Programs in many languages running on many systems suffer a performance loss when converted to execute in 64-bit mode.  PL/I programs on z/OS are the opposite:  in general, the 64-bit version of a program will run faster.  As always, there could be exceptions to this observation.  We will briefly explain some reasons why converting programs to 64-bit execution on some systems causes a performance degradation.  Then we will talk about “the silver bullet” for PL/I on z/OS.

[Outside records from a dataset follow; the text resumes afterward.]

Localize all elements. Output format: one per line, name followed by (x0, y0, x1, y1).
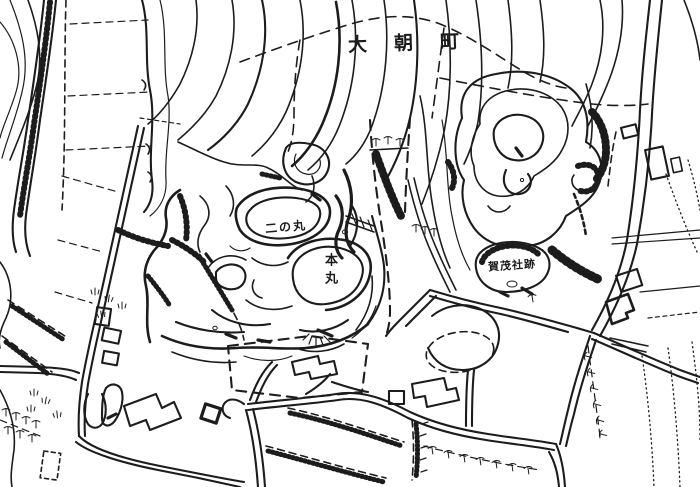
levee-with-hatching (13, 0, 56, 256)
contours-south-base (172, 306, 376, 363)
topographic-map-drawing (0, 0, 700, 487)
cliff-hatch-bands-east-hill (448, 112, 606, 280)
map-canvas: 大朝町 二の丸 本丸 賀茂社跡 (0, 0, 700, 487)
road-west-diagonal (0, 126, 265, 487)
paddy-parcel-rows (266, 408, 428, 482)
east-hill-contours (455, 72, 601, 248)
dotted-paddy-rows-east (642, 160, 700, 487)
buildings (40, 124, 682, 480)
road-northeast (592, 0, 700, 336)
stream-center-left (140, 0, 180, 216)
shrine-site-terrace (476, 242, 550, 303)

Most hardware platforms, certainly including IBM’s z/Architecture, have dedicated resources to handle memory.  With every generation of hardware, this becomes more important because CPU speed improvements generally outstrip memory speed improvements.  That means that with each generation, memory actually appears to be slower than the previous generation from the perspective of the CPU.  Some examples of hardware resources include translation look-aside buffers (TLBs) and hierarchical caches.  A TLB is a hardware mechanism for more quickly mapping a virtual address page to a physical page.  A cache is a mechanism for retaining recently loaded data and, sometimes, for predictively pre-fetching data.  If a typical program’s data contains a large number of pointers, that program’s data will grow a lot when compiled for 64-bit execution.  (If all the data consists of pointers, the size of the data will double.)  But that means that the pages found by the TLB and the data loaded into the caches contains as little as half of the actual user program data and that means going back to (slow) memory more often while processing the program data.

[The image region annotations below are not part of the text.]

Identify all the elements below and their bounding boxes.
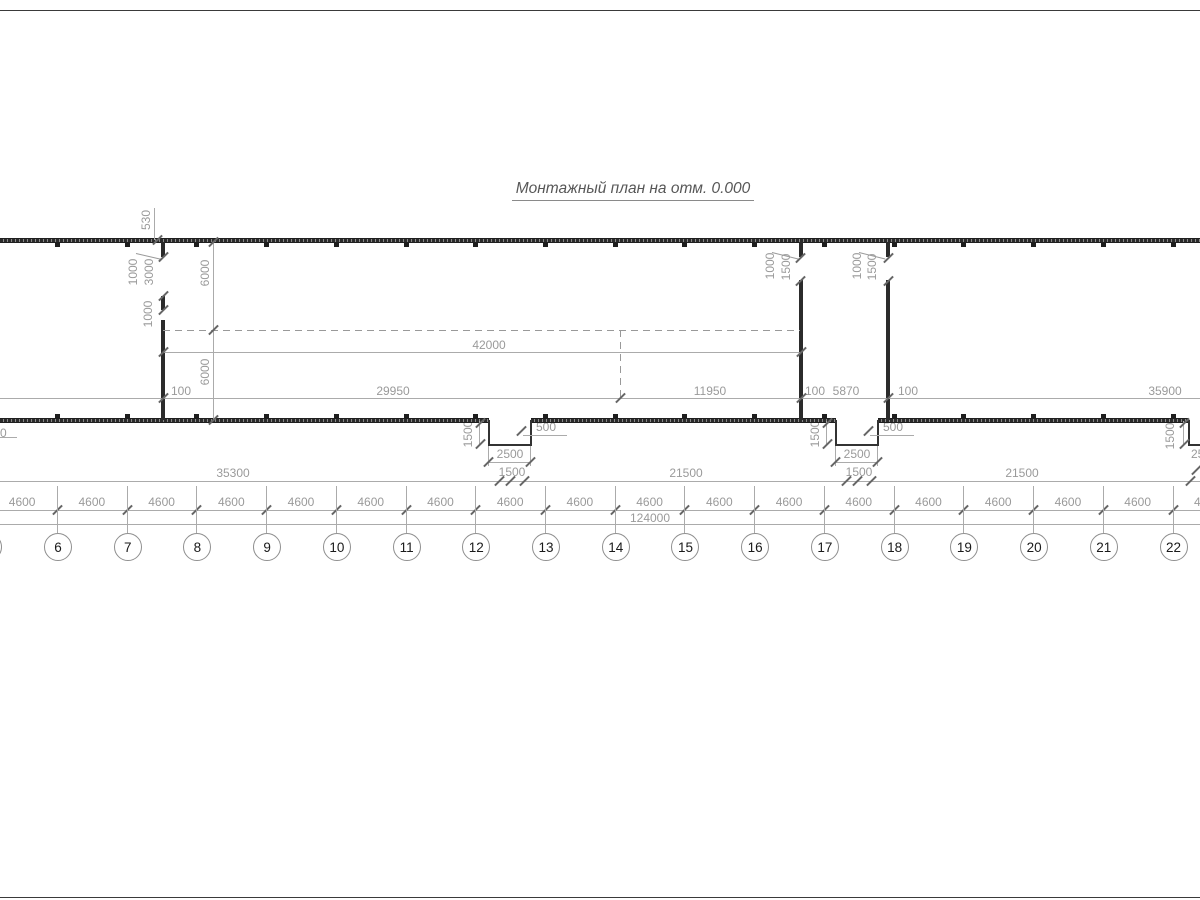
bay-dim-label: 4600 bbox=[494, 496, 526, 508]
bay-dim-label: 4600 bbox=[634, 496, 666, 508]
grid-extension-line bbox=[196, 486, 197, 533]
wall-segment bbox=[161, 320, 165, 420]
dim-tick bbox=[822, 439, 833, 450]
bay-dim-label: 4600 bbox=[703, 496, 735, 508]
grid-extension-line bbox=[754, 486, 755, 533]
grid-extension-line bbox=[894, 486, 895, 533]
bay-dim-label: 4600 bbox=[1191, 496, 1200, 508]
dashed-reference-line bbox=[620, 330, 621, 398]
bay-dim-label: 4600 bbox=[76, 496, 108, 508]
cad-drawing-canvas: Монтажный план на отм. 0.000 530 1000 30… bbox=[0, 0, 1200, 900]
dim-label-35900: 35900 bbox=[1140, 385, 1190, 397]
dim-tick bbox=[1191, 465, 1200, 476]
axis-bubble: 12 bbox=[462, 533, 490, 561]
notch-wall bbox=[488, 420, 490, 446]
dimension-line bbox=[835, 462, 878, 463]
column-mark bbox=[543, 243, 548, 247]
dimension-line bbox=[523, 435, 567, 436]
dim-label-100: 100 bbox=[893, 385, 923, 397]
axis-bubble: 11 bbox=[393, 533, 421, 561]
bay-dim-label: 4600 bbox=[982, 496, 1014, 508]
column-mark bbox=[822, 243, 827, 247]
grid-extension-line bbox=[1103, 486, 1104, 533]
bay-dim-label: 4600 bbox=[913, 496, 945, 508]
bay-dim-label: 4600 bbox=[285, 496, 317, 508]
dim-label-1000: 1000 bbox=[142, 294, 154, 334]
column-mark bbox=[55, 414, 60, 418]
dim-label-5870: 5870 bbox=[826, 385, 866, 397]
column-mark bbox=[404, 243, 409, 247]
dim-label-6000: 6000 bbox=[199, 352, 211, 392]
grid-extension-line bbox=[684, 486, 685, 533]
bay-dim-label: 4600 bbox=[843, 496, 875, 508]
axis-bubble: 14 bbox=[602, 533, 630, 561]
axis-bubble: 19 bbox=[950, 533, 978, 561]
column-mark bbox=[1101, 243, 1106, 247]
dim-label-2500-clipped: 2500 bbox=[1191, 448, 1200, 460]
column-mark bbox=[543, 414, 548, 418]
column-mark bbox=[822, 414, 827, 418]
grid-extension-line bbox=[1033, 486, 1034, 533]
grid-extension-line bbox=[615, 486, 616, 533]
column-mark bbox=[752, 243, 757, 247]
bay-dim-label: 4600 bbox=[424, 496, 456, 508]
bay-dim-label: 4600 bbox=[146, 496, 178, 508]
axis-bubble: 10 bbox=[323, 533, 351, 561]
notch-wall bbox=[1188, 444, 1200, 446]
notch-wall bbox=[488, 444, 532, 446]
column-mark bbox=[473, 414, 478, 418]
column-mark bbox=[1171, 414, 1176, 418]
notch-wall bbox=[1188, 420, 1190, 446]
grid-extension-line bbox=[824, 486, 825, 533]
dim-label-21500: 21500 bbox=[992, 467, 1052, 479]
axis-bubble: 8 bbox=[183, 533, 211, 561]
column-mark bbox=[752, 414, 757, 418]
frame-line-top bbox=[0, 10, 1200, 11]
axis-bubble: 13 bbox=[532, 533, 560, 561]
column-mark bbox=[892, 243, 897, 247]
dimension-line bbox=[0, 437, 17, 438]
column-mark bbox=[682, 243, 687, 247]
column-mark bbox=[334, 243, 339, 247]
bay-dim-label: 4600 bbox=[355, 496, 387, 508]
dim-label-530: 530 bbox=[140, 200, 152, 240]
axis-bubble: 9 bbox=[253, 533, 281, 561]
frame-line-bottom bbox=[0, 897, 1200, 898]
axis-bubble: 20 bbox=[1020, 533, 1048, 561]
grid-extension-line bbox=[127, 486, 128, 533]
axis-bubble: 15 bbox=[671, 533, 699, 561]
column-mark bbox=[264, 243, 269, 247]
column-mark bbox=[125, 414, 130, 418]
column-mark bbox=[682, 414, 687, 418]
column-mark bbox=[613, 243, 618, 247]
column-mark bbox=[125, 243, 130, 247]
axis-bubble: 16 bbox=[741, 533, 769, 561]
dashed-reference-line bbox=[163, 330, 800, 331]
axis-bubble: 21 bbox=[1090, 533, 1118, 561]
wall-bottom-band bbox=[878, 418, 1188, 423]
dim-label-100: 100 bbox=[166, 385, 196, 397]
column-mark bbox=[961, 414, 966, 418]
grid-extension-line bbox=[545, 486, 546, 533]
column-mark bbox=[1171, 243, 1176, 247]
dimension-line bbox=[488, 462, 531, 463]
notch-wall bbox=[835, 444, 879, 446]
grid-extension-line bbox=[57, 486, 58, 533]
grid-extension-line bbox=[336, 486, 337, 533]
bay-dim-label: 4600 bbox=[6, 496, 38, 508]
notch-wall bbox=[877, 420, 879, 446]
column-mark bbox=[264, 414, 269, 418]
wall-bottom-band bbox=[531, 418, 836, 423]
dim-tick bbox=[475, 439, 486, 450]
column-mark bbox=[404, 414, 409, 418]
dim-label-35300: 35300 bbox=[203, 467, 263, 479]
wall-bottom-band bbox=[0, 418, 489, 423]
grid-extension-line bbox=[266, 486, 267, 533]
notch-wall bbox=[530, 420, 532, 446]
column-mark bbox=[55, 243, 60, 247]
notch-wall bbox=[835, 420, 837, 446]
dimension-line bbox=[0, 398, 1200, 399]
grid-extension-line bbox=[1173, 486, 1174, 533]
grid-extension-line bbox=[406, 486, 407, 533]
dim-label-42000: 42000 bbox=[464, 339, 514, 351]
column-mark bbox=[194, 414, 199, 418]
dim-label-2500: 2500 bbox=[488, 448, 532, 460]
drawing-title: Монтажный план на отм. 0.000 bbox=[500, 180, 766, 198]
dim-label-6000: 6000 bbox=[199, 253, 211, 293]
dim-label-2500: 2500 bbox=[835, 448, 879, 460]
dim-label-1500: 1500 bbox=[866, 247, 878, 287]
grid-extension-line bbox=[963, 486, 964, 533]
column-mark bbox=[892, 414, 897, 418]
axis-bubble-partial bbox=[0, 533, 2, 561]
dim-label-11950: 11950 bbox=[685, 385, 735, 397]
column-mark bbox=[473, 243, 478, 247]
column-mark bbox=[1101, 414, 1106, 418]
dimension-line bbox=[0, 524, 1200, 525]
dim-label-29950: 29950 bbox=[368, 385, 418, 397]
column-mark bbox=[194, 243, 199, 247]
dimension-line bbox=[163, 352, 801, 353]
dimension-line bbox=[0, 481, 1200, 482]
dimension-line bbox=[0, 510, 1200, 511]
column-mark bbox=[613, 414, 618, 418]
dim-label-21500: 21500 bbox=[656, 467, 716, 479]
column-mark bbox=[1031, 414, 1036, 418]
bay-dim-label: 4600 bbox=[773, 496, 805, 508]
axis-bubble: 6 bbox=[44, 533, 72, 561]
grid-extension-line bbox=[475, 486, 476, 533]
axis-bubble: 7 bbox=[114, 533, 142, 561]
column-mark bbox=[334, 414, 339, 418]
bay-dim-label: 4600 bbox=[564, 496, 596, 508]
bay-dim-label: 4600 bbox=[1052, 496, 1084, 508]
wall-top-band bbox=[0, 238, 1200, 243]
dimension-line bbox=[870, 435, 914, 436]
axis-bubble: 17 bbox=[811, 533, 839, 561]
dim-label-1000: 1000 bbox=[127, 252, 139, 292]
dimension-line bbox=[154, 208, 155, 240]
bay-dim-label: 4600 bbox=[215, 496, 247, 508]
dim-label-1500: 1500 bbox=[780, 247, 792, 287]
bay-dim-label: 4600 bbox=[1122, 496, 1154, 508]
column-mark bbox=[961, 243, 966, 247]
axis-bubble: 18 bbox=[881, 533, 909, 561]
dim-label-124000: 124000 bbox=[615, 512, 685, 524]
column-mark bbox=[1031, 243, 1036, 247]
axis-bubble: 22 bbox=[1160, 533, 1188, 561]
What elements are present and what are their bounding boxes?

Some of what is described above can apply to PL/I programs.  However, PL/I programs tend to have a limited number of pointers relative to other data types.  The reason that 64-bit PL/I programs tend to run faster than 31-bit programs is because in 64-bit, we use a calling convention (sometimes known as an application binary interface (ABI)) called XPLINK (Extra Performance Linkage.)  XPLINK offers a number of significant performance improvements over the ABI used in 31-bit.  One of the biggest ones is the fact that the first three integer parameters (and pointer data is considered integer data in this context) and floating-point parameters are passed in machine registers.  Not only does this avoid passing data in memory, the fact that the receiving procedure gets its arguments in registers often improves register assignment and code generation dramatically in the receiving procedure.  XPLINK also offers simpler (faster) allocation of stack frames, faster operations on function pointers and other performance focused features. Therefore, XPLINK is the ”silver bullet” that can have a significant positive impact on the runtime performance of 64-bit applications.

Since many PL/I programs do not have data sections dominated by pointers and since many are quite well structured (which usually means a good number of procedure calls) they tend to perform faster when compiled for 64-bit execution.  For my own code, I would only ever compile for 64-bit execution.  Though I should point out one potential issue.  If you compile for 64-bit execution, it is best to compile the entire application and not just one or two packages.  That is because 64-bit code can only call 31-bit code, and vice-versa, on DLL boundaries.  That could require repackaging some code.  Furthermore, crossing that boundary in either direction requires a lot of overhead and is not very good for performance.